To understand how external validity differs from the current discourse on distribution shift, let’s go back to the sepsis monitoring example. “External Validation of a Widely Implemented Proprietary Sepsis Prediction Model in Hospitalized Patients,”, published in JAMA, describes a retrospective study on the use of the sepsis tool between December 2018 and October 2019 (notably well before the pandemic began). They examined 27,697 patients undergoing 38,455 hospitalizations and found that the Epic Sepsis Model predicted the onset of sepsis with an area under the curve of 0.63, “which is substantially worse than the performance reported by its developer”. Furthermore, the tool “did not identify 1,709 patients with sepsis (67%) despite generating alerts… for 6,971 of all 38 455 hospitalized patients (18%), thus creating a large burden of alert fatigue.” These researchers rightfully describe these issues as “external validity” issues, and go into detail examining a range of problems far beyond the data-related “shifts” described in the “Clinician and Dataset Shift” oped. They don’t pretend that this doesn’t have to do with changes in the data - of course it does. Epic’s system evaluation was on data from 3 US health systems from 2013 to 2015, and that’s certainly a different dataset than University of Michigan’s 2018-2019 patient records. But they also comment on changes to the interactions doctors had with the model and how that modified outcomes, as well as other external validity factors that had very little to do with data at all, much less “data distribution shift.” Even when discussing substantive data changes, they are specific in characterizing what it is and breaking down the differences that occurred upon deployment at their hospital.

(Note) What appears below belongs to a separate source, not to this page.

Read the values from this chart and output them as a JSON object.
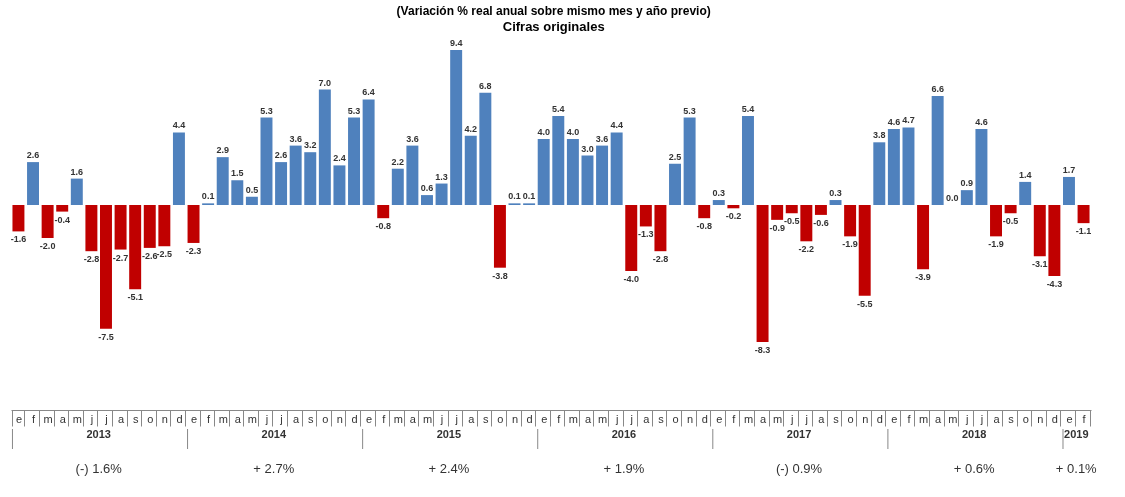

As this study shows, machine learning needs some clean guidelines for evaluating external validity. To begin scaffolding such frameworks, we can learn from the social sciences. For example, Erin Hartman, a UC Berkeley colleague in political science, and her co-author Naoki Egami propose a taxonomy that provides an interesting start to this discussion. Their interest is in assessing external validity in scenarios where a population is given a policy treatment (eg. sending out voting reminders, updating the tax code, giving out free vaccines, etc.) and the impact of this treatment as measured within the experiment and also once implemented in the real world. If we consider the treatment to be an ML model’s integration into a broader system, we can begin to articulate what external validity could mean in the algorithmic context. In my next blog post, I’ll try to work through Hartman and Egami’s framework and other specific proposals from other fields on how we could begin to taxonomize external validity issues, and see which of the external validity problems they describe are actually quite relevant to machine learning.